His smile grew wider.>Vivian threw a glass across the room. It shattered on the window frame. Even her mother would gladly hand her over to a mate she didn't want.
All day Vivian came out of her room only when she was sure Esmé was elsewhere. She knew it drove her mother crazy. Serves her right, she thought. If I hadn't had to save her ass, I wouldn't be in this fix.
The phone rang constantly, it seemed. Nosy bastards, Vivian thought. Don't they have their own sex lives to keep them busy? She turned her television on loudly to drown out the ringing, but there were only stupid game shows on and a program in which fat women complained that their boyfriends couldn't accept them as they were. She turned the TV off in disgust.

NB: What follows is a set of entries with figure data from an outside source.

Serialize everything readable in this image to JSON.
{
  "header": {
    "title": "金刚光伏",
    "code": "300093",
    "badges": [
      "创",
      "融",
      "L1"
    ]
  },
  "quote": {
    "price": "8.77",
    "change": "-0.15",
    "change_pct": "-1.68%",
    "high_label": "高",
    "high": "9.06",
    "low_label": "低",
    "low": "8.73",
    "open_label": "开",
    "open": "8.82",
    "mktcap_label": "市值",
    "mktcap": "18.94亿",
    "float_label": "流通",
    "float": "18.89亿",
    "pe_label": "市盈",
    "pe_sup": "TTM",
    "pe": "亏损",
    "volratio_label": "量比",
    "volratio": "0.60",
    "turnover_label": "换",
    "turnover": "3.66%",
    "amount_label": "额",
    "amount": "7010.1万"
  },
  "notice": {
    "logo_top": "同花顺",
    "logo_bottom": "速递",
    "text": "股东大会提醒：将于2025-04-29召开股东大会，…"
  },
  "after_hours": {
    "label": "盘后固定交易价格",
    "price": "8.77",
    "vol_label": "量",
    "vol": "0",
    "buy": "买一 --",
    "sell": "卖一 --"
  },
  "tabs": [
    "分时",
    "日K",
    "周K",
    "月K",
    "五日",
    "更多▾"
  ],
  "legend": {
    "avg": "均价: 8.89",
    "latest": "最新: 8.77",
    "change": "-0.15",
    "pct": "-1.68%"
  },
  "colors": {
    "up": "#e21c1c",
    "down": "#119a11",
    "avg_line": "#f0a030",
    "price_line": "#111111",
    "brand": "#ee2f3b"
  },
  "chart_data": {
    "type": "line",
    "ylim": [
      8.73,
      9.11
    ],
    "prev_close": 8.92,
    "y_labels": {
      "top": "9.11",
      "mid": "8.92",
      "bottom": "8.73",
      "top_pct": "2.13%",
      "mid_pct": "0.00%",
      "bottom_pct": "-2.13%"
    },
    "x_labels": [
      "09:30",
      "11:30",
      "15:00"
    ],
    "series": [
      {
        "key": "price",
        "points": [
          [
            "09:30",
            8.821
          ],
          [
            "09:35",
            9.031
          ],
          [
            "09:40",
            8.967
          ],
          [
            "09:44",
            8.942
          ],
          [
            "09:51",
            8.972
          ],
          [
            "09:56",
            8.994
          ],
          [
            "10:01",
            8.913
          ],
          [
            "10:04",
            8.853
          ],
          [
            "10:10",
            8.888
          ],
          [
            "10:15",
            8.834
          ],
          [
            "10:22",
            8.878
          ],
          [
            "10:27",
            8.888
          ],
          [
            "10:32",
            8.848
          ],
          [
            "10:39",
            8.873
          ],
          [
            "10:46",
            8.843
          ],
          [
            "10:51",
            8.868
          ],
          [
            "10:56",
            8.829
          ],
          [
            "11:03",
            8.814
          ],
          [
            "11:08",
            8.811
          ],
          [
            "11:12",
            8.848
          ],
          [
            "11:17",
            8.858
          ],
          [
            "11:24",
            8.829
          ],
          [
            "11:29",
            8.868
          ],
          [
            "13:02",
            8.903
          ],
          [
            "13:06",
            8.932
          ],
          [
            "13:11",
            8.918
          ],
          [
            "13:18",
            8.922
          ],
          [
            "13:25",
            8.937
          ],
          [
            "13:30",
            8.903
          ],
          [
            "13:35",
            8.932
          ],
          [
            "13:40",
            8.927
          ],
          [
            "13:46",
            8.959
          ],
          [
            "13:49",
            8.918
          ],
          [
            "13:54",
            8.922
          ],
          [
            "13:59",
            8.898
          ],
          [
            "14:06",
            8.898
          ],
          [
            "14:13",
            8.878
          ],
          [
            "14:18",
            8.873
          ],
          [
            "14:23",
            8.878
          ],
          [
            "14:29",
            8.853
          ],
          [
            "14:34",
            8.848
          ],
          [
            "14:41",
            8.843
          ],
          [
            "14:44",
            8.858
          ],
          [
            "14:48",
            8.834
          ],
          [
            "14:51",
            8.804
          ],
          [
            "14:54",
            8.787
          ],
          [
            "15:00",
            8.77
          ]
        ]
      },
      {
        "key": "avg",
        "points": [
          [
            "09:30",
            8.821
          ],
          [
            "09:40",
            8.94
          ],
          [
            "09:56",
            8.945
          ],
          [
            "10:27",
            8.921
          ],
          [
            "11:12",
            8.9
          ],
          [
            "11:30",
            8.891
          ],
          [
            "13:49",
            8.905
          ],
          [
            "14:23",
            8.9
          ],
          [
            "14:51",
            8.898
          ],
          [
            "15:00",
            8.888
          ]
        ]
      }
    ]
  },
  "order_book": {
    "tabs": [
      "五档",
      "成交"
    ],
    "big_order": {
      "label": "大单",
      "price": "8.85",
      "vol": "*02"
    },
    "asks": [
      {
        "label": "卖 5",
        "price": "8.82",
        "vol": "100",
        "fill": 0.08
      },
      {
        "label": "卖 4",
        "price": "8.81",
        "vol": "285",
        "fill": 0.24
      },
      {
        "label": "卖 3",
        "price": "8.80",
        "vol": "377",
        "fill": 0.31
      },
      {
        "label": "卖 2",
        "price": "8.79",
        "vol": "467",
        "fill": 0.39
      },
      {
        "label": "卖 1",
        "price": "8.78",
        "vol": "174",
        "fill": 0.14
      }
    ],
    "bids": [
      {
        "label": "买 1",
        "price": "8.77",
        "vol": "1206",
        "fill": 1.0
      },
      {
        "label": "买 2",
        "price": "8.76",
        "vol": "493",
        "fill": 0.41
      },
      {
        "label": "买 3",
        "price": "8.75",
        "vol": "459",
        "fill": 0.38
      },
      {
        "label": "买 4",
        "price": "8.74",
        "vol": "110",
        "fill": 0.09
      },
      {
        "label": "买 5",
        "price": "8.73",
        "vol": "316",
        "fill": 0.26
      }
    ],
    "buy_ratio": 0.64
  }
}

Vivian stared at her unfinished mural of running wolf-kind, and the fine hair on the back of her neck bristled. She wondered if she had enough paint to obliterate it, but a pang of loss cut through her at the thought. Nah, she told herself. That was the good times. The harmony. That's the stuff I want to remember. An ache awoke for the blissful oblivion that seeped through her when she painted, and she went so far as to lift a brush from the jar on her desk, but the grip hurt her still-bruised fingers. I'd have to go get water, she realized. She tossed the brush down.
A squeak on the landing warned her Esmé was close again.